É o "détour". A prova de que Pascal tinha razão: de que entre um ponto e outro existem infinitos pontos e que, portanto, não chegamos nunca a lugar nenhum. Essa a verdadeira história do filme: a do labirinto em que se mete Al, que só parecia ser uma linha reta. A travessia, no entanto, é um tormento. Esse tormento é que faz a grandeza deste filme de menos de 70 minutos: o sentimento que temos de estar numa roda sem fim e sem princípio, perdidos num espaço a cada minuto mais complexo.
O sentimento trágico que perpassa o filme é a sua riqueza. Talvez nunca fique claro porque a chantagista chantageia aquele sujeito. Mas isso não perde importância, diante da maneira encarniçada como Ann Savage dilacera sua presa.
Talvez tudo isso não fosse tão perceptível caso Ulmer não usasse a câmera com tanta maestria, usando os deslocamentos constantes (e muito apropriados) para evitar cortes, ganhar tempo (ou seja: economizar) e impor essa atmosfera pesada que caracteriza o seu filme.
"Curva do Destino" é uma constante luta contra a adversidade.
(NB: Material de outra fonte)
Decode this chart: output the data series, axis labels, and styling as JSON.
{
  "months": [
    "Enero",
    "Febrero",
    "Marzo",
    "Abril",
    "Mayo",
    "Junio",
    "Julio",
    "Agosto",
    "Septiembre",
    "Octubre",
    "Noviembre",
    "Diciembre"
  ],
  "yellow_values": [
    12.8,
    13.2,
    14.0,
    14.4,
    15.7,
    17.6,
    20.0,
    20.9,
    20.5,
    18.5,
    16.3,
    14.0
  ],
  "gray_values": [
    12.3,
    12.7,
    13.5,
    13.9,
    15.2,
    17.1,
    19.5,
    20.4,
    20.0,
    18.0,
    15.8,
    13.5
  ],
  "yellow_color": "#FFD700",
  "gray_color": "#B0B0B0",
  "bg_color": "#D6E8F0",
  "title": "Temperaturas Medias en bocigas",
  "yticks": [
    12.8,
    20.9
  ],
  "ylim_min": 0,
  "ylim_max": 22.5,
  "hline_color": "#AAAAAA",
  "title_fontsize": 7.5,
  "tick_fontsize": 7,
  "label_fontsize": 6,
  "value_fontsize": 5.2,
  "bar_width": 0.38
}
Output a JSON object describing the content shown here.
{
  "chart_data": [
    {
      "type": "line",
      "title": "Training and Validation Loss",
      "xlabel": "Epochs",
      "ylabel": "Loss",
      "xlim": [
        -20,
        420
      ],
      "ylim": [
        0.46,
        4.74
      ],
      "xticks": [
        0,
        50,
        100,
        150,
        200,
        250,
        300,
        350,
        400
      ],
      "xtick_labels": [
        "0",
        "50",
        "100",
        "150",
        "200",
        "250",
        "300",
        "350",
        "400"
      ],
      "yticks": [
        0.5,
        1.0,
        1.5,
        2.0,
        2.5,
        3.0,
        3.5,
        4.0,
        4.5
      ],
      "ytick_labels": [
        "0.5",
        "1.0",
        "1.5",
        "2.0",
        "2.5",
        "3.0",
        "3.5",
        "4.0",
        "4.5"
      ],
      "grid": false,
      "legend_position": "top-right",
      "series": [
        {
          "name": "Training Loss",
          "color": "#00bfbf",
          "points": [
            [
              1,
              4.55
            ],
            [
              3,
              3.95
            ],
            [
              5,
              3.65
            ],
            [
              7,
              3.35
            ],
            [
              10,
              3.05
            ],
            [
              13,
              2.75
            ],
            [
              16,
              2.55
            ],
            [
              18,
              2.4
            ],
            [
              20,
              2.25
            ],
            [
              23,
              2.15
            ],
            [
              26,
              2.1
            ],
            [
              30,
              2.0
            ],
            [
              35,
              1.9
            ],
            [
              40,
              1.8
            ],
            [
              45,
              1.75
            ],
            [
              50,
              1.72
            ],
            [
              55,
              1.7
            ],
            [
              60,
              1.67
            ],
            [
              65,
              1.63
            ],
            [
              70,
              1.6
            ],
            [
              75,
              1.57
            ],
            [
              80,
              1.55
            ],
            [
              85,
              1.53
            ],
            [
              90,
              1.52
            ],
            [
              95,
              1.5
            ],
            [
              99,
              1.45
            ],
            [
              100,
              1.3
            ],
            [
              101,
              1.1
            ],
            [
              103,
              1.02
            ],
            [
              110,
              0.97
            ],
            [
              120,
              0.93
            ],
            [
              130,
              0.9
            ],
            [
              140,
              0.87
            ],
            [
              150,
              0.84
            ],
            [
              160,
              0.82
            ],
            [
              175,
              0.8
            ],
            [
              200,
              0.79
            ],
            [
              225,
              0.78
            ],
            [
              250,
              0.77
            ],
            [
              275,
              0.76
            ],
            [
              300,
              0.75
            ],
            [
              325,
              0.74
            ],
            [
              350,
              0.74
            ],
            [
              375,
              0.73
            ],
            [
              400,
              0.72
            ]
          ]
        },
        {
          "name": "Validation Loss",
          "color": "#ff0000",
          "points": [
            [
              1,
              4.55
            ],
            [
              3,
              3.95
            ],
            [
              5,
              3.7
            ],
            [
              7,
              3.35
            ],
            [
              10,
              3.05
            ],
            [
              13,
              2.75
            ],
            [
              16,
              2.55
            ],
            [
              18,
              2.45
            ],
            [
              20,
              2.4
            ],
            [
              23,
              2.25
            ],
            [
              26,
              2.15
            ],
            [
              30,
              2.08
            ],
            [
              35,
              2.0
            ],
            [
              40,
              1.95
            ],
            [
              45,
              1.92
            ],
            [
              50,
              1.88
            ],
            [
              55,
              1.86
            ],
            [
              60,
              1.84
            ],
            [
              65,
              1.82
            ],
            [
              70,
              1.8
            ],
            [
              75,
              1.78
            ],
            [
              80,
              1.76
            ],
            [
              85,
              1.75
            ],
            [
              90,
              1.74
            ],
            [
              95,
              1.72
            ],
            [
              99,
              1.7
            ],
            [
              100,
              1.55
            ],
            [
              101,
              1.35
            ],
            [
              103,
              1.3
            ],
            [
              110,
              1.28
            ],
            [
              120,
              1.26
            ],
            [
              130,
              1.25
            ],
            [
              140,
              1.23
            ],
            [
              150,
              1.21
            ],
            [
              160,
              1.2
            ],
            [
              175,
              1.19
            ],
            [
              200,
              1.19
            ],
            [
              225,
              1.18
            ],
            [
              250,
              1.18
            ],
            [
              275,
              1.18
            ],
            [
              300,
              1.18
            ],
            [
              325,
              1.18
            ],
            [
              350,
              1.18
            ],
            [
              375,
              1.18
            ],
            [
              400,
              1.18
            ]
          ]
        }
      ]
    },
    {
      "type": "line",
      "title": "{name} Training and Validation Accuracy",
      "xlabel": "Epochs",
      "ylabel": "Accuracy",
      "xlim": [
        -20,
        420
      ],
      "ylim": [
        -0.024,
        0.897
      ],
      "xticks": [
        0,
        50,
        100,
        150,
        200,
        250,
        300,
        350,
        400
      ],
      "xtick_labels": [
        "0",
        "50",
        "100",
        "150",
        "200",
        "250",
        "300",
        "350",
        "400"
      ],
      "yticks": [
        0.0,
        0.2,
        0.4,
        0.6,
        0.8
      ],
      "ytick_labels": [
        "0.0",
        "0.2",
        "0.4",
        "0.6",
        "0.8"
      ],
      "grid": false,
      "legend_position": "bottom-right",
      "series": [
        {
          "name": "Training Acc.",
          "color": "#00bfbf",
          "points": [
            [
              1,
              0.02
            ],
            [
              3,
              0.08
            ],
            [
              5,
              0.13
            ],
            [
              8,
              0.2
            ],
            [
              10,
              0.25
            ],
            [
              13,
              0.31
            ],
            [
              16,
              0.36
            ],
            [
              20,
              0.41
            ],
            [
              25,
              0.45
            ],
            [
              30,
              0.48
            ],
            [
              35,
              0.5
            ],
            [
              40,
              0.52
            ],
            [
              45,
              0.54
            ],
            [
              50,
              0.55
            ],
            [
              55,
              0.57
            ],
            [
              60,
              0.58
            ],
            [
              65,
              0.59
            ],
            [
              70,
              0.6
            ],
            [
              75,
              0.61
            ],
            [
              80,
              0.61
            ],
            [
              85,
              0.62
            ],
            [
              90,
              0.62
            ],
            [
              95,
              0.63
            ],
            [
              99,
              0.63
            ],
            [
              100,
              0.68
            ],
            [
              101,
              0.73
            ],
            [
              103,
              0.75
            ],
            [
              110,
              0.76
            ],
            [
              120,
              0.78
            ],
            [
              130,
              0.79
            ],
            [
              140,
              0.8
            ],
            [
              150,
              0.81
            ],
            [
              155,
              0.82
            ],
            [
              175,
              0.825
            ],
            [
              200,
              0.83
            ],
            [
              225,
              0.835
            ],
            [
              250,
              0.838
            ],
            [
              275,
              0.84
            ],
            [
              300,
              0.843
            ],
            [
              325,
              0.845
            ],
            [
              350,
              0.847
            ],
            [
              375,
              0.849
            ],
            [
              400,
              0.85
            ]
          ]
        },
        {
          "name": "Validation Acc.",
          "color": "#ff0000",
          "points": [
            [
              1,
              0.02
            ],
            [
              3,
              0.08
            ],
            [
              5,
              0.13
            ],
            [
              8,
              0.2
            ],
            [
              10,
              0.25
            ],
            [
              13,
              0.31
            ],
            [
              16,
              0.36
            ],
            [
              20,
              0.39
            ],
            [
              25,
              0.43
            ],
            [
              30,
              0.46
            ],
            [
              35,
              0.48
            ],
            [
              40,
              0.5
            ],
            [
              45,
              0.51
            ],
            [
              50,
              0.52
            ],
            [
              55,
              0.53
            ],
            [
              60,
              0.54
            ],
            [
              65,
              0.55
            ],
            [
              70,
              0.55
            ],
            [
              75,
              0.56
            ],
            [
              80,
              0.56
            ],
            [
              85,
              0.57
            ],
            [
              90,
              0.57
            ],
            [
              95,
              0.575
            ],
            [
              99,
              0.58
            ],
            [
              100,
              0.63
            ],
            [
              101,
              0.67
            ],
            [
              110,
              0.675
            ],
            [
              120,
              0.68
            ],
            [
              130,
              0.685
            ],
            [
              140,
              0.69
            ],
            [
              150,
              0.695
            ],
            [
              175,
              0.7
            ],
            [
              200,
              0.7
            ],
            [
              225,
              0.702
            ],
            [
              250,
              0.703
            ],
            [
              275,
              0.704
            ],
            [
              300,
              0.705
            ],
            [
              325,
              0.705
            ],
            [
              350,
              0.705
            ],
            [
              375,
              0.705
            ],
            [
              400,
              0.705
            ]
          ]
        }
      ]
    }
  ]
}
Nisso, aliás, o personagem e o autor se igualam. Talvez venha daí o sentimento de estarmos contemplando uma dessas obras raras, em que cada fotograma parece carregar o combate de seu diretor para se exprimir. Uma obra não perfeita, mas na qual até as imperfeições conspiram para torná-la imperdível.